Claude bit his lip and his eyes sparkled with anger.

"M. de Mailly, you do not eat."

"I have finished, Baron."

"Soho! I did well not to have a second course, then. Now, gentlemen, the toasts. M. de Mailly-Nesle, I propose your marquise."

"Not his wife, d'Holbach!"

"You mistake, Monsieur le Duc. I speak of Mme. de Coigny."

"Ah! With pleasure! She is a most piquant madcap."
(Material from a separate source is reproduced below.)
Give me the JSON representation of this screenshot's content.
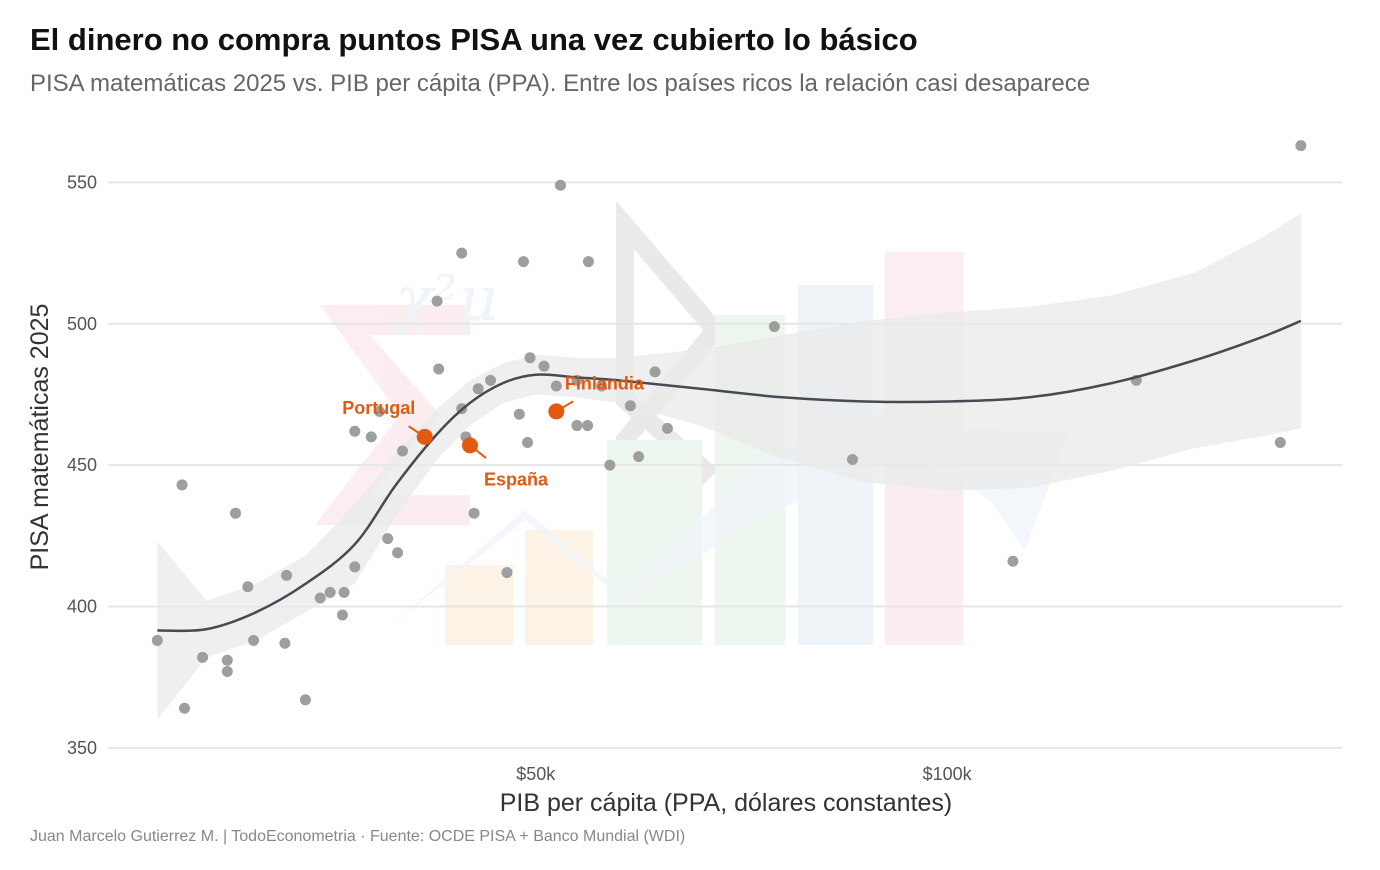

Henri flushed. The lady whom he deeply and sincerely loved was a far tenderer subject with him than his reckless and heartless companions dreamed of or could have understood. But he drank the toast without comment, and was relieved to find that the conversation was straying from her as well as from his cousin's affair. Claude, perhaps, was not so well pleased. He was too young a lover, and too much in love, to rejoice that other women were being brought up for discussion; and he was too heedless of the delicacy of his position to care to contemplate its different aspects while the others talked. For, as to the matter of royal disfavor, it disturbed him not in the least; rather he looked upon the prospect of it as something which should redound to his credit in the eyes of her who at present constituted the single motive of his life. For the next twenty minutes, then, he sat over his wine, drinking all the toasts, and joining in the conversation when Mme. de Lauraguais, another sister of Henri's, was mentioned. But the interest had gone out of his eyes. Richelieu marked him silently; d'Holbach smiled with kindly humor on perceiving his preoccupation; and his cousin the Marquis read his mood with regret. Henri de Mailly-Nesle had long since given up any hope of control over his sister, the favorite; and, through a life-long companionship, Claude had been to him closer than a brother. Thus, whatever interest he felt in the latest developments of the Count's rash rivalry with the King, was all on behalf of the weaker side, that of his friend.

The six gentlemen had not been more than twenty minutes over their wine when de Gêvres finally rose from his chair, and, as host for the remainder of the night, made suggestion of departure.

"How shall we cross to my hôtel? It rains too heavily for riding. Shall we go by chair?"